Updated: April 17, 2008

Applies To: Windows Server 2008

Network Transports are networking protocols responsible for moving network traffic (packets) from one device to another over network media. Networking transports utilized by Windows operating systems include TCPIP, NDIS, NetBios, QoS.

Managed Entities

The following is a list of the managed entities that are included in this managed entity:

Name Description

NBT Protocol

The NBT protocol, also known as the NetBT protocol, provides NetBIOS support for the TCP/IP protocol.

The network basic input/output system (NetBIOS) protocol allows browsing of network resources and handles basic functions of Windows networking by using two-way acknowledged data transfer.

NetBIOS is an application programming interface (API) that can be used by programs on a local area network (LAN). NetBIOS provides programs with a uniform set of commands for requesting the lower-level services required to manage names, conduct sessions, and send datagrams between nodes on a network.

Network Driver Interface Specification

A Network Driver Interface Specification (NDIS) miniport driver has two basic functions:

  • Managing a network adapter, including sending and receiving data through the adapter.
  • Interfacing with higher-level drivers, such as intermediate drivers and transport protocol drivers.

A miniport driver communicates with its network adapter and with higher-level drivers by using the NDIS library, which abstracts the network hardware from network drivers. NDIS also specifies a standard interface between layered network drivers, abstracting lower-level drivers that manage hardware from upper-level drivers, such as network transports. NDIS also maintains state information and parameters for network drivers.

Quality of Service Platform

The Windows Vista developer platform for network Quality of Service (QoS) consists of a user-mode application programming interface (API), available from Qos2.h and qwave.dll, and a kernel-mode packet scheduler (Pacer.sys), which manages QoS flows created by using the user-mode API.

The Windows Vista QoS API supports the differentiated services discipline in that:

  • Layer 3 Differentiated Service Code Points (DSCPs) can be set in the IPv4/IPv6 packet header
  • Layer 2 802.1p tags can be added to the Ethernet frame header
  • Send-rate throttling can be applied

This API is applied at a network socket level. Multimedia scenarios on Windows-based clients (not servers) are enabled by using this platform to provide end-to-end bandwidth estimation and congestion detection for network IP traffic that uses either TCP or UDP.


TCP/IP provides the ability to frame and route packets from host to host. Transmission Control Protocol (TCP) along with the Internet Protocol (IP) are the basis for communication on the modern Internet.

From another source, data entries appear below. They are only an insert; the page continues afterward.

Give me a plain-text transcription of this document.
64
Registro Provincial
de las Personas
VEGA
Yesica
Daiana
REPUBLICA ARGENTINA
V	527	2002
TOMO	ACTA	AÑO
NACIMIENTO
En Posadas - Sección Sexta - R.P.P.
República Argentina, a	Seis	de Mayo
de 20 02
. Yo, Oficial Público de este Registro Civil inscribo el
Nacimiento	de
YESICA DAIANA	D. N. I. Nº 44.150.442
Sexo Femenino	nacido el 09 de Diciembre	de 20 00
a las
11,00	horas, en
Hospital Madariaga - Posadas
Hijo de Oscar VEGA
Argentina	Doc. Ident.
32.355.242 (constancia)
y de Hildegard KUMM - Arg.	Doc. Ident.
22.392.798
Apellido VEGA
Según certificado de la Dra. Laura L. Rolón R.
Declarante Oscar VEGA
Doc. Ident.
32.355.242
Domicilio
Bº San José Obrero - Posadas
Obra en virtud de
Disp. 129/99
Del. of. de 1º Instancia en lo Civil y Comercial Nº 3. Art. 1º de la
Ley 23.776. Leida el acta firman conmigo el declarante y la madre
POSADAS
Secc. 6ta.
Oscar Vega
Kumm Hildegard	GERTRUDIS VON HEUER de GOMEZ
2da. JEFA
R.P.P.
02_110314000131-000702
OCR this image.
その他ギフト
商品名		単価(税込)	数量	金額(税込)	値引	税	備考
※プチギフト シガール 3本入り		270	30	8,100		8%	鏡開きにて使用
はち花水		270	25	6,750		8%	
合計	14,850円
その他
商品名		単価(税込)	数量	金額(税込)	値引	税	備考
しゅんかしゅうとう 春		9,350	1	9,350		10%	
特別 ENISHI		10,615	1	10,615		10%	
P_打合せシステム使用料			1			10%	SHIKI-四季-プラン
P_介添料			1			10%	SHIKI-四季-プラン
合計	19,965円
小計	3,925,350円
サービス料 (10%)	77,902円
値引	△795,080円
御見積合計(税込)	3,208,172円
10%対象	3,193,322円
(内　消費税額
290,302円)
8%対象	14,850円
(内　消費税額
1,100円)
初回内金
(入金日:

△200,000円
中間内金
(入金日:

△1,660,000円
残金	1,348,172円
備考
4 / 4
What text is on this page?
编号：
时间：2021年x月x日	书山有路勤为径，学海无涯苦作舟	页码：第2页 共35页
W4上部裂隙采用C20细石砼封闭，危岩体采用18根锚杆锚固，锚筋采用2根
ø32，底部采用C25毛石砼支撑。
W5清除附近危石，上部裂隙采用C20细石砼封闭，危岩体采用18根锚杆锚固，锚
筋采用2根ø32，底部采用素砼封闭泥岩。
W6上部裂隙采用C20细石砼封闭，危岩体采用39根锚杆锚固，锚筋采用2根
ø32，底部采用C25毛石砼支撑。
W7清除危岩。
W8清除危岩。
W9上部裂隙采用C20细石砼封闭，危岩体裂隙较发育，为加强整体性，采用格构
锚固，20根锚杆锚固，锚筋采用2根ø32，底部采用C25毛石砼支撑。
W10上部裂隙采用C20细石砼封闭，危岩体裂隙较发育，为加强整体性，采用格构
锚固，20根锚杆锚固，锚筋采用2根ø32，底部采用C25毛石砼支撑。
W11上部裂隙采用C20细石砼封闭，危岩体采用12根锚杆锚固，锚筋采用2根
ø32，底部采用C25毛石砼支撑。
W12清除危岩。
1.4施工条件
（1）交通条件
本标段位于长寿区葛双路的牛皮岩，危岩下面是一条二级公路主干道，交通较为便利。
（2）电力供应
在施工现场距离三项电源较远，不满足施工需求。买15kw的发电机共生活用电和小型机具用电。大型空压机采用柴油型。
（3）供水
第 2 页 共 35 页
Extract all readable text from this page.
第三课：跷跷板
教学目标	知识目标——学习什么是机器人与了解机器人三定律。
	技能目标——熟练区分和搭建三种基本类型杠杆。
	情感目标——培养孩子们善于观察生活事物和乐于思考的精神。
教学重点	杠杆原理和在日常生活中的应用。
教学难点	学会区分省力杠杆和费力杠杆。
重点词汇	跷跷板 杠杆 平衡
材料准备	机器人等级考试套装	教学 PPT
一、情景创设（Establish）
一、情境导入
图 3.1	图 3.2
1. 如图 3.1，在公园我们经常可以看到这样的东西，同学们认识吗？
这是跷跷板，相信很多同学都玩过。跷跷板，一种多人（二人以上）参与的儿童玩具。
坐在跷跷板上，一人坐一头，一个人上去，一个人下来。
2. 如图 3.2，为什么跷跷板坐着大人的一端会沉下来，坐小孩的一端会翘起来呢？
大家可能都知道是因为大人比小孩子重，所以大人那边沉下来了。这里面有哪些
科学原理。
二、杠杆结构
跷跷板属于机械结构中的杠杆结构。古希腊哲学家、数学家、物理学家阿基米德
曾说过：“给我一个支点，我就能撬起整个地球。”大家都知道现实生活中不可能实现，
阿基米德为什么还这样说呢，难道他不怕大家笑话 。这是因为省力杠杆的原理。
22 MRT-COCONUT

Winsock enables programmers to create advanced user-mode or kernel-mode Internet, intranet, and other network-capable applications to transmit application data across the wire, independent of the network protocol being used.

User-mode applications are created by using the Winsock2 application programming interface (API). In Windows Vista and Windows Server 2008, kernel-mode applications are created by using a new transport-independent kernel-mode Network Programming Interface (NPI) called Winsock Kernel (WSK). WSK NPI replaces the Winsock Kernel API used to create kernel-mode applications in earlier versions of the Windows operating system.

By using the WSK NPI, kernel-mode software modules can perform network communication by using socket-like programming instructions similar to those supported in the user-mode Winsock2 API. Although the WSK NPI supports most of the same socket programming concepts as user-mode Winsock2, such as socket creation, bind, connect, accept, send and receive, it is a completely new programming interface with unique characteristics, such as asynchronous input/output (I/O), that uses input/output request packets (IRPs) and event callbacks to enhance performance for kernel drivers.